By | September 27, 2010 | Feature, Telecom

[Satellite News 09-27-10] Pakistani service provider Supernet is seeing tremendous growth across its business driven by a healthy cellular backhaul market in the region, Supernet CEO Imran Malik told Satellite News.
    According to Malik, opportunities are beginning to emerge for satellite-based services in various enterprises in Pakistan, including its banking sector. “The next twelve months look really good as well. We have a rather full order book. The main opportunities are GSM backhaul services, as well as VSAT networks for banks. Three of the larger banks have RFPs out for VSAT networks for deployment this year.”

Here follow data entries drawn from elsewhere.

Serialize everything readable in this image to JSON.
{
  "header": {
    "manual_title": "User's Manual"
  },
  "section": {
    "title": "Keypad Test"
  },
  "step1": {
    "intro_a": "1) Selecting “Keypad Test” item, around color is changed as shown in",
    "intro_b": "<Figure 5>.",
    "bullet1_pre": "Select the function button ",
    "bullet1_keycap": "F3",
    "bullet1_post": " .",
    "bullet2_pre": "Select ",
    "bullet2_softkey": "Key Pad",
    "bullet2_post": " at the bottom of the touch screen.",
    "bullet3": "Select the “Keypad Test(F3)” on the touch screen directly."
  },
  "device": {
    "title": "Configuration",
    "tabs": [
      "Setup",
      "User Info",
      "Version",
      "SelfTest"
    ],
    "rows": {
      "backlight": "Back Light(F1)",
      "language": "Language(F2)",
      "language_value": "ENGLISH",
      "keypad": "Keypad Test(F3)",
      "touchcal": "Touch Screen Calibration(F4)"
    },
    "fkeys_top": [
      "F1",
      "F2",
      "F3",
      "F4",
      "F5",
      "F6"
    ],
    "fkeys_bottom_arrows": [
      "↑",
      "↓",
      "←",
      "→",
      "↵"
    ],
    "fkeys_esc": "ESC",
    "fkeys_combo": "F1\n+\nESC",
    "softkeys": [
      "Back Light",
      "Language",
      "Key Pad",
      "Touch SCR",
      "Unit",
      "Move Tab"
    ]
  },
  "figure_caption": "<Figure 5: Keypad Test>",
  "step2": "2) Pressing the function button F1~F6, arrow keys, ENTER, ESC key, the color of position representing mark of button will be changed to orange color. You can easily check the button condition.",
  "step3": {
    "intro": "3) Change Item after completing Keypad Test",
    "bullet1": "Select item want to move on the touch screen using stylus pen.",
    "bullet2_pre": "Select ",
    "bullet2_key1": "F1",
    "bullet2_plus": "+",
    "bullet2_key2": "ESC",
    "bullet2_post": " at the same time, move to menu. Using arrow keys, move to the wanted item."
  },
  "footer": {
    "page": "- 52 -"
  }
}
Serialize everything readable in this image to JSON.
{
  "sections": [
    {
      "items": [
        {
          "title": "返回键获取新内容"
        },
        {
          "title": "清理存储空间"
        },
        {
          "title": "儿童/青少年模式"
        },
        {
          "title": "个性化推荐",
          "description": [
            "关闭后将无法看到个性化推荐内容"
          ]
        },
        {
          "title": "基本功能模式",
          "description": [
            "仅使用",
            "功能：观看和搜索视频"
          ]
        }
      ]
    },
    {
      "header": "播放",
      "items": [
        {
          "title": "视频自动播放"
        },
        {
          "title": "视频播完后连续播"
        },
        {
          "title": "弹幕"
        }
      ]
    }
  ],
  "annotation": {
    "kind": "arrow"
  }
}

    Supernet has been working to build out its network capabilities with the launch of its third VSAT hub and the completion of its nationwide MPLS fiber backbone on the horizon. “In 2010 so far we have already signed up for 118 MHz more in standard C and Ku-band capacity on various satellites. We can use more Ku-band capacity but it is very hard to find,” said Malik.
    Pakistan’s satellite sector may see even further growth opportunities, as the country’s regulatory regime is poised for a change, Malik said. “There is quite a bit of debate on who can be a VSAT service provider. We are also seeing the big telcos coming into this field as well. In the absence of a strong competition commission the new entrants are going all out to buy market share. Since we have a significant portion of the market, our focus is on retaining our customers in Pakistan. We are also looking at our neighborhood for growth. We have started providing services in the neighboring countries. We have customers in Central Asia.”

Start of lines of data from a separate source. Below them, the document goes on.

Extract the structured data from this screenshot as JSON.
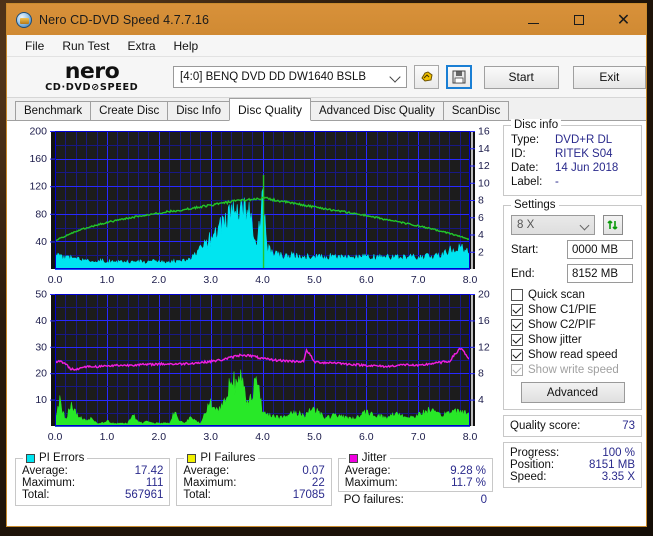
{
  "window": {
    "title": "Nero CD-DVD Speed 4.7.7.16",
    "icon": "nero-app-icon",
    "minimize_label": "minimize",
    "maximize_label": "maximize",
    "close_label": "✕"
  },
  "menu": {
    "items": [
      "File",
      "Run Test",
      "Extra",
      "Help"
    ]
  },
  "toolbar": {
    "logo_main": "nero",
    "logo_sub": "CD·DVD⊘SPEED",
    "drive": "[4:0]   BENQ DVD DD DW1640 BSLB",
    "eject_icon": "eject-hand-icon",
    "save_icon": "floppy-save-icon",
    "start_label": "Start",
    "exit_label": "Exit"
  },
  "tabs": [
    {
      "label": "Benchmark",
      "active": false
    },
    {
      "label": "Create Disc",
      "active": false
    },
    {
      "label": "Disc Info",
      "active": false
    },
    {
      "label": "Disc Quality",
      "active": true
    },
    {
      "label": "Advanced Disc Quality",
      "active": false
    },
    {
      "label": "ScanDisc",
      "active": false
    }
  ],
  "disc_info": {
    "legend": "Disc info",
    "rows": [
      {
        "label": "Type:",
        "value": "DVD+R DL"
      },
      {
        "label": "ID:",
        "value": "RITEK S04"
      },
      {
        "label": "Date:",
        "value": "14 Jun 2018"
      },
      {
        "label": "Label:",
        "value": "-"
      }
    ]
  },
  "settings": {
    "legend": "Settings",
    "speed": "8 X",
    "refresh_icon": "refresh-arrows-icon",
    "start_label": "Start:",
    "start_value": "0000 MB",
    "end_label": "End:",
    "end_value": "8152 MB",
    "checkboxes": [
      {
        "label": "Quick scan",
        "checked": false,
        "disabled": false
      },
      {
        "label": "Show C1/PIE",
        "checked": true,
        "disabled": false
      },
      {
        "label": "Show C2/PIF",
        "checked": true,
        "disabled": false
      },
      {
        "label": "Show jitter",
        "checked": true,
        "disabled": false
      },
      {
        "label": "Show read speed",
        "checked": true,
        "disabled": false
      },
      {
        "label": "Show write speed",
        "checked": true,
        "disabled": true
      }
    ],
    "advanced_label": "Advanced"
  },
  "quality": {
    "label": "Quality score:",
    "value": "73"
  },
  "progress": {
    "rows": [
      {
        "label": "Progress:",
        "value": "100 %"
      },
      {
        "label": "Position:",
        "value": "8151 MB"
      },
      {
        "label": "Speed:",
        "value": "3.35 X"
      }
    ]
  },
  "stats": {
    "pi_errors": {
      "legend": "PI Errors",
      "color": "#00e5f0",
      "rows": [
        {
          "label": "Average:",
          "value": "17.42"
        },
        {
          "label": "Maximum:",
          "value": "111"
        },
        {
          "label": "Total:",
          "value": "567961"
        }
      ]
    },
    "pi_failures": {
      "legend": "PI Failures",
      "color": "#f0f000",
      "rows": [
        {
          "label": "Average:",
          "value": "0.07"
        },
        {
          "label": "Maximum:",
          "value": "22"
        },
        {
          "label": "Total:",
          "value": "17085"
        }
      ]
    },
    "jitter": {
      "legend": "Jitter",
      "color": "#f000e0",
      "rows": [
        {
          "label": "Average:",
          "value": "9.28 %"
        },
        {
          "label": "Maximum:",
          "value": "11.7 %"
        }
      ],
      "po_label": "PO failures:",
      "po_value": "0"
    }
  },
  "chart_data": [
    {
      "type": "area",
      "name": "PI Errors / read speed",
      "title": "",
      "xlabel": "",
      "ylabel": "PI Errors",
      "xlim": [
        0.0,
        8.0
      ],
      "ylim": [
        0,
        200
      ],
      "y2lim": [
        0,
        16
      ],
      "xticks": [
        "0.0",
        "1.0",
        "2.0",
        "3.0",
        "4.0",
        "5.0",
        "6.0",
        "7.0",
        "8.0"
      ],
      "yticks": [
        "40",
        "80",
        "120",
        "160",
        "200"
      ],
      "y2ticks": [
        "2",
        "4",
        "6",
        "8",
        "10",
        "12",
        "14",
        "16"
      ],
      "grid": true,
      "legend_position": "below-external",
      "series": [
        {
          "name": "PI Errors",
          "kind": "area",
          "color": "#00e5f0",
          "x": [
            0.0,
            0.1,
            0.2,
            0.3,
            0.4,
            0.5,
            0.6,
            0.7,
            0.8,
            0.9,
            1.0,
            1.1,
            1.2,
            1.3,
            1.4,
            1.5,
            1.6,
            1.7,
            1.8,
            1.9,
            2.0,
            2.1,
            2.2,
            2.3,
            2.4,
            2.5,
            2.6,
            2.7,
            2.8,
            2.9,
            3.0,
            3.1,
            3.2,
            3.3,
            3.4,
            3.5,
            3.6,
            3.7,
            3.8,
            3.9,
            4.0,
            4.1,
            4.2,
            4.3,
            4.4,
            4.5,
            4.6,
            4.7,
            4.8,
            4.9,
            5.0,
            5.2,
            5.4,
            5.6,
            5.8,
            6.0,
            6.2,
            6.4,
            6.6,
            6.8,
            7.0,
            7.2,
            7.4,
            7.6,
            7.8,
            8.0
          ],
          "values": [
            30,
            18,
            15,
            16,
            20,
            14,
            12,
            12,
            11,
            12,
            11,
            10,
            10,
            10,
            10,
            10,
            11,
            10,
            10,
            11,
            11,
            10,
            10,
            11,
            12,
            12,
            14,
            20,
            28,
            36,
            44,
            55,
            66,
            74,
            82,
            88,
            98,
            84,
            66,
            30,
            104,
            30,
            22,
            20,
            19,
            20,
            19,
            18,
            18,
            19,
            18,
            18,
            18,
            17,
            17,
            17,
            17,
            17,
            17,
            17,
            17,
            18,
            20,
            26,
            30,
            26
          ]
        },
        {
          "name": "read speed",
          "kind": "line",
          "color": "#22c52a",
          "axis": "right",
          "x": [
            0.0,
            0.5,
            1.0,
            1.5,
            2.0,
            2.5,
            3.0,
            3.5,
            4.0,
            4.05,
            4.5,
            5.0,
            5.5,
            6.0,
            6.5,
            7.0,
            7.5,
            7.8,
            8.0
          ],
          "values": [
            3.3,
            4.6,
            5.4,
            6.0,
            6.5,
            6.9,
            7.4,
            7.9,
            8.2,
            8.2,
            7.7,
            7.2,
            6.7,
            6.2,
            5.6,
            5.0,
            4.3,
            3.8,
            3.4
          ]
        }
      ]
    },
    {
      "type": "area",
      "name": "PI Failures / jitter",
      "title": "",
      "xlabel": "",
      "ylabel": "PI Failures",
      "xlim": [
        0.0,
        8.0
      ],
      "ylim": [
        0,
        50
      ],
      "y2lim": [
        0,
        20
      ],
      "xticks": [
        "0.0",
        "1.0",
        "2.0",
        "3.0",
        "4.0",
        "5.0",
        "6.0",
        "7.0",
        "8.0"
      ],
      "yticks": [
        "10",
        "20",
        "30",
        "40",
        "50"
      ],
      "y2ticks": [
        "4",
        "8",
        "12",
        "16",
        "20"
      ],
      "grid": true,
      "legend_position": "below-external",
      "series": [
        {
          "name": "PI Failures",
          "kind": "area",
          "color": "#28e828",
          "x": [
            0.0,
            0.1,
            0.2,
            0.3,
            0.4,
            0.5,
            0.6,
            0.7,
            0.8,
            0.9,
            1.0,
            1.1,
            1.2,
            1.3,
            1.4,
            1.5,
            1.6,
            1.7,
            1.8,
            1.9,
            2.0,
            2.1,
            2.2,
            2.3,
            2.4,
            2.5,
            2.6,
            2.7,
            2.8,
            2.9,
            3.0,
            3.1,
            3.2,
            3.3,
            3.4,
            3.5,
            3.6,
            3.7,
            3.8,
            3.9,
            4.0,
            4.2,
            4.4,
            4.6,
            4.8,
            5.0,
            5.2,
            5.4,
            5.6,
            5.8,
            6.0,
            6.2,
            6.4,
            6.6,
            6.8,
            7.0,
            7.2,
            7.4,
            7.6,
            7.8,
            8.0
          ],
          "values": [
            1,
            10,
            2,
            8,
            5,
            3,
            2,
            3,
            1,
            1,
            2,
            1,
            1,
            1,
            1,
            4,
            2,
            1,
            2,
            1,
            1,
            1,
            1,
            5,
            2,
            1,
            3,
            2,
            1,
            5,
            9,
            6,
            7,
            11,
            20,
            14,
            18,
            9,
            13,
            17,
            5,
            4,
            3,
            5,
            4,
            7,
            3,
            4,
            3,
            3,
            5,
            4,
            3,
            5,
            3,
            4,
            6,
            4,
            5,
            6,
            4
          ]
        },
        {
          "name": "jitter",
          "kind": "line",
          "color": "#f11ee0",
          "axis": "right",
          "x": [
            0.0,
            0.1,
            0.2,
            0.3,
            0.4,
            0.5,
            0.6,
            0.8,
            1.0,
            1.2,
            1.4,
            1.6,
            1.8,
            2.0,
            2.2,
            2.4,
            2.6,
            2.8,
            3.0,
            3.2,
            3.4,
            3.6,
            3.8,
            4.0,
            4.2,
            4.4,
            4.6,
            4.8,
            4.85,
            5.0,
            5.2,
            5.4,
            5.6,
            5.8,
            6.0,
            6.2,
            6.4,
            6.6,
            6.8,
            7.0,
            7.2,
            7.4,
            7.6,
            7.8,
            7.85,
            8.0
          ],
          "values": [
            9.6,
            9.8,
            9.5,
            8.6,
            8.6,
            8.8,
            9.0,
            9.0,
            9.1,
            9.2,
            9.2,
            9.3,
            9.3,
            9.4,
            9.4,
            9.4,
            9.5,
            9.6,
            9.8,
            10.0,
            10.4,
            10.8,
            10.6,
            10.2,
            10.0,
            9.9,
            9.8,
            9.8,
            11.6,
            9.7,
            9.6,
            9.6,
            9.4,
            9.3,
            9.2,
            9.1,
            9.0,
            9.2,
            9.3,
            9.1,
            9.4,
            9.6,
            9.8,
            11.7,
            11.7,
            9.8
          ]
        }
      ]
    }
  ]
}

    Malik said his company also has taken a more progressive approach to Ka-band and believes that broadband services have great potential in Pakistan. “The first reason is geography. Fiber is not getting into the really remote areas. Similarly, the terrestrial broadband networks (WiMAX) are restricted to the bigger cities only. The telecom infrastructure in the remote areas is designed primarily for basic telephony service. The replacement satellite Paksat-1R does not have a Ka-band payload. I don’t think the government of Pakistan fully realizes the potential of Ka-band broadband services. In my opinion, such a service can play a major role in uplifting the socio-economic conditions of the majority of the rural population. The only planned Ka-band service for Pakistan is from UAE based YahSat. Their service, Yahclick, will be available in 2012.”
    Pakistan was recently blighted by some of the worst floods the country has ever seen. The floods could lead to some telecoms and satellite based projects being delayed, according to Malik. “The projects that are in the deployment phase will continue. However, these on-going projects may not see expansion during this fiscal year. Similarly, the on-going services i.e. current customers will continue. The floods are bound to have an adverse impact on the economy. In my opinion some of the new public sector projects that were likely to be implemented in fiscal year 2010-11 will definitely get delayed,” comments Malik.

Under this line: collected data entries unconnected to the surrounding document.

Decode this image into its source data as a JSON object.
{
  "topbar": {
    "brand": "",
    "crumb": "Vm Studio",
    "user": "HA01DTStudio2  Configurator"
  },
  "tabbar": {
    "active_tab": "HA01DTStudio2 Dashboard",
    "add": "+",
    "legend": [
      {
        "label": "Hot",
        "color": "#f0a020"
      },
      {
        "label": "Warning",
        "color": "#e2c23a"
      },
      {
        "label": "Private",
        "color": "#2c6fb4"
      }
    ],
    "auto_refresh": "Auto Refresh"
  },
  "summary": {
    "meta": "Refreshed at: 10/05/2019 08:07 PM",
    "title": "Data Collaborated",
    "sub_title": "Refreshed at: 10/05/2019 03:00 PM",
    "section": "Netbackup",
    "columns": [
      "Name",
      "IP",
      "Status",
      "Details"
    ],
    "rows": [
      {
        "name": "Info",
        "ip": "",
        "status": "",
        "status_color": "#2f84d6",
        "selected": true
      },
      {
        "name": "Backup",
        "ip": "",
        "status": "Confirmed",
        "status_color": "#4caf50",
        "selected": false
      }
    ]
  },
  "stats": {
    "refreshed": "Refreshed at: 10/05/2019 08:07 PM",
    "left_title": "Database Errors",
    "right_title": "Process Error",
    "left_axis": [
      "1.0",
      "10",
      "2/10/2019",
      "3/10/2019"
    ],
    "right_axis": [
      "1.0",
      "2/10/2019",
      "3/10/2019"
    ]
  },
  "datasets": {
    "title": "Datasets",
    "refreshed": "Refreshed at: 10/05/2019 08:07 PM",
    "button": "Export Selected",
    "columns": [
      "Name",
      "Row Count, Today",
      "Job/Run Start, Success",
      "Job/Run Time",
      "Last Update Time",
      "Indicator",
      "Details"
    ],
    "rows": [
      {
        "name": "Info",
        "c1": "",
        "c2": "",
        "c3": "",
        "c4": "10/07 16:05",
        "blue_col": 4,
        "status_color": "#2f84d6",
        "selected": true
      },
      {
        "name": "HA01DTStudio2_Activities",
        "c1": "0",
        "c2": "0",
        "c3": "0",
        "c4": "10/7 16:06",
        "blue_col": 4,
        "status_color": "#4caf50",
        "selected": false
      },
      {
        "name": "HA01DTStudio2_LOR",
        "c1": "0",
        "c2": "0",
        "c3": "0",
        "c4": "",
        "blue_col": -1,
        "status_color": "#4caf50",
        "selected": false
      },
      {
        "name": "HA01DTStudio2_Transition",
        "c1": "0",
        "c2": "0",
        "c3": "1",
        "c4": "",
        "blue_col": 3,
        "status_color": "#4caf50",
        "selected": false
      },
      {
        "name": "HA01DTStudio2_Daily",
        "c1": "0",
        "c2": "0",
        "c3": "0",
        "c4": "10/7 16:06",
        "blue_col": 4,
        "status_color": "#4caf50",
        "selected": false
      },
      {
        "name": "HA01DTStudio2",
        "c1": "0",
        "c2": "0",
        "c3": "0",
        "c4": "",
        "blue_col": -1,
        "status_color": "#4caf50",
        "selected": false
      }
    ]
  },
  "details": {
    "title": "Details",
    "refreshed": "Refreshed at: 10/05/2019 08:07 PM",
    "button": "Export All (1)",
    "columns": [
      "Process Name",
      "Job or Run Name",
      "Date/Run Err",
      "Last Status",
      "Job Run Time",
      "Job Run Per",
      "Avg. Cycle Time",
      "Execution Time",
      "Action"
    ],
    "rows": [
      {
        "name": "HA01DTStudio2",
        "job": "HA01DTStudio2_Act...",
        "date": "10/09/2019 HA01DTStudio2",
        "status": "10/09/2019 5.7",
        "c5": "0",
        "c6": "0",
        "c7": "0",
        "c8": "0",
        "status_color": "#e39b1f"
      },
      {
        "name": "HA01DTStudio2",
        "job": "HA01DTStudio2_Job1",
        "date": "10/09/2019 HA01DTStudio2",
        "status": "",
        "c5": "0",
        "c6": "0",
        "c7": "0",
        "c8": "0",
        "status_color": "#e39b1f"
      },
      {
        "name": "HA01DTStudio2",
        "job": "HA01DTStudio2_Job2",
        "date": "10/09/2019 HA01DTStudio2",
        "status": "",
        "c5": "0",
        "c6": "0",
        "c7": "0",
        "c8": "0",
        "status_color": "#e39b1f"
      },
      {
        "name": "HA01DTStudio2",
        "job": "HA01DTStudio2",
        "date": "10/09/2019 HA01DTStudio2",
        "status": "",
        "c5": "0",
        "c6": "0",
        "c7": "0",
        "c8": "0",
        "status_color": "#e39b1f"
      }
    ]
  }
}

    While Supernet works to grow its business, competition is beginning to heat up in Pakistan, as the biggest challenge for regional companies is retaining customers. Even Pakistan’s ex-state owned telecom monopoly has started providing data communications services to the corporate customers. “They are trying to buy market share by offering very low prices. This is eroding the industry profit. With our strong focus on customer service and our sixteen year experience in the filed we hope to retain our dominant position with our profitability intact,” Malik said.